Sont concernés les intérêts résidentiels, agricoles et commerciaux situés en dehors des frontières internationalement reconnues d'Israël.
Si l'Irlande a été le premier pays de l'Union européenne à proposer une telle interdiction, l'Espagne avait déjà mis en œuvre un ensemble de restrictions sur les importations en provenance des colonies en octobre dernier.

Le gouvernement de coalition de centre droit, à l'origine du texte, affirme que sa rédaction s'appuie sur l'avis consultatif rendu en 2024 par la Cour internationale de Justice (CIJ).
La CIJ a estimé que l'occupation par Israël de la Cisjordanie, de Jérusalem-Est ainsi que son offensive à Gaza étaient illégales au regard du droit international.
L'Irlande figure parmi les critiques les plus virulents du génocide commis par Israël à Gaza.
Le pays a reconnu l'État de Palestine en 2024.
Peu après cette décision, le ministre israélien des Affaires étrangères, Gideon Saar, a ordonné la fermeture de l'ambassade d'Israël à Dublin, accusant l'Irlande de mener des “politiques extrêmement anti-israéliennes”.
Le mois dernier, Dublin a interdit l'entrée sur son territoire au ministre israélien de la Sécurité nationale, Itamar Ben Gvir, ainsi qu'au ministre des Finances, Bezalel Smotrich, dénonçant leur comportement à l'égard des militants pro-palestiniens.

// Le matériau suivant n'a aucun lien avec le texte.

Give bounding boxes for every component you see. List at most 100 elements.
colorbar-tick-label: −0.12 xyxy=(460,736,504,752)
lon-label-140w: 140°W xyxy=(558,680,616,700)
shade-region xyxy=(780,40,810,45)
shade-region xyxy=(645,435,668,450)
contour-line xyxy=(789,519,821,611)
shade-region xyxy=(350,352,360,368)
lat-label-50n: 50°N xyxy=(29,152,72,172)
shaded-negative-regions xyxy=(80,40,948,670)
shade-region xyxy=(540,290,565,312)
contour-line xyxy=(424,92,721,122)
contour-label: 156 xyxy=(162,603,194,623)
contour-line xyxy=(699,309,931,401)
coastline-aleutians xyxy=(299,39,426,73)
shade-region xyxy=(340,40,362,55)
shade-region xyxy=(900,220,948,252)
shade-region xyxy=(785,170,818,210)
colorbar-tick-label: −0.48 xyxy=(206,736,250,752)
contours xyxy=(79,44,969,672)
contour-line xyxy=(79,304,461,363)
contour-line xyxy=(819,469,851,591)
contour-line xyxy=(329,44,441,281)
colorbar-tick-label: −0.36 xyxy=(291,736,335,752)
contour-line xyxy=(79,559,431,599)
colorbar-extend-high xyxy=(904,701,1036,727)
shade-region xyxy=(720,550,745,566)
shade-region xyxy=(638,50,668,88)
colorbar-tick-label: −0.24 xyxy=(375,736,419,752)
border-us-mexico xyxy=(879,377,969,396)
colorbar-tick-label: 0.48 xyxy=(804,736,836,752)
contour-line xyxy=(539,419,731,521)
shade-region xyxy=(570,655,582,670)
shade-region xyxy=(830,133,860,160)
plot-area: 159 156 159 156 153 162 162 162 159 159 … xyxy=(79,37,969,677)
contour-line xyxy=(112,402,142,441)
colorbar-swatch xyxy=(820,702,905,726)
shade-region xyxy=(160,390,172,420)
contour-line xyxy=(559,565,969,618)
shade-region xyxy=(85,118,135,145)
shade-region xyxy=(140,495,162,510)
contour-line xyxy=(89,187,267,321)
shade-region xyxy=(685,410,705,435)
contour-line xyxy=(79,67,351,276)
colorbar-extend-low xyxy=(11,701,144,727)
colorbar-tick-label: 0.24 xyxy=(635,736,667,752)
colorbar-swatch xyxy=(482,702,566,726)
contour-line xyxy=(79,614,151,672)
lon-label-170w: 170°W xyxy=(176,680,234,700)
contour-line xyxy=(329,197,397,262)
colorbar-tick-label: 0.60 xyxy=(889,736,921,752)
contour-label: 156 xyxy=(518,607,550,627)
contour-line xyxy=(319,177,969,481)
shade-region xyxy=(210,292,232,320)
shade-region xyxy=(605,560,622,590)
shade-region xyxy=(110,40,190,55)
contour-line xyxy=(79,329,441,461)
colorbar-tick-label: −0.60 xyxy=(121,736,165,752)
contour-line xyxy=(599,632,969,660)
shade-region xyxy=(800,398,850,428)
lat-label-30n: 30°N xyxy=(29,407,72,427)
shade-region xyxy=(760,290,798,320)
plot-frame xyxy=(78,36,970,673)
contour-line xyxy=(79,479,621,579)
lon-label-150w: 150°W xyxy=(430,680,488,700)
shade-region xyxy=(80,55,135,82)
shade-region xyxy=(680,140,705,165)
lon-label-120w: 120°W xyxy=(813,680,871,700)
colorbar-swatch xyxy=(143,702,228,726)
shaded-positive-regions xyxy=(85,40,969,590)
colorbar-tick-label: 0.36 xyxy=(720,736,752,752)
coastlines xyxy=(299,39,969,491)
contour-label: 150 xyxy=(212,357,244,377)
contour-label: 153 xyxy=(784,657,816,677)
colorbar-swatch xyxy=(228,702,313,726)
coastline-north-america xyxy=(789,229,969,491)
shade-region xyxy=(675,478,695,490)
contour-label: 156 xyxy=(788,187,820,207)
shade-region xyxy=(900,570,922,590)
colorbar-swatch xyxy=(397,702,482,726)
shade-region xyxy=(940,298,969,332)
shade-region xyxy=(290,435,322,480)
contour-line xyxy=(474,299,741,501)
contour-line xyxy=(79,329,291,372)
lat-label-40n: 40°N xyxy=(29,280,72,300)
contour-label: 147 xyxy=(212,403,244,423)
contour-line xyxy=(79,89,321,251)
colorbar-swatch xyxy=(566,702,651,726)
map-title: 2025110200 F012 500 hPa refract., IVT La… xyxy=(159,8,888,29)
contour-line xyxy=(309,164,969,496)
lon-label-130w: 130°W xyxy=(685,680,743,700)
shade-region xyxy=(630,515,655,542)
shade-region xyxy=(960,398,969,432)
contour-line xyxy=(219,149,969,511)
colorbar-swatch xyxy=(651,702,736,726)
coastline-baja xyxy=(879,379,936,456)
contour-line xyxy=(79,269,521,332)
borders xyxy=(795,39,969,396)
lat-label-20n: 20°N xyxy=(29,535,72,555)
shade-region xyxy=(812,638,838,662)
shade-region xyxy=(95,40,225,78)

L'Irlande plaide également depuis longtemps pour une révision de l'accord d'association UE-Israël, signé en 1995 et qui constitue le fondement des relations commerciales entre Israël et l'Union européenne.
Le mois dernier, l'UE a indiqué qu'elle examinerait des options visant à restreindre les échanges commerciaux avec les colonies israéliennes illégales.
Toutefois, les États membres restent divisés et aucun consensus n'a encore émergé en faveur de nouvelles mesures contre Israël.
Les partis d'opposition à Dublin ont critiqué le projet de loi - qui doit désormais être examiné par la chambre haute pour son adoption définitive - estimant qu'il ne va pas assez loin, car il exclut les échanges de services.
Le gouvernement fait valoir qu'une interdiction du commerce des services est juridiquement plus complexe que celle des marchandises et que le texte doit être irréprochable sur le plan légal avant son entrée en vigueur.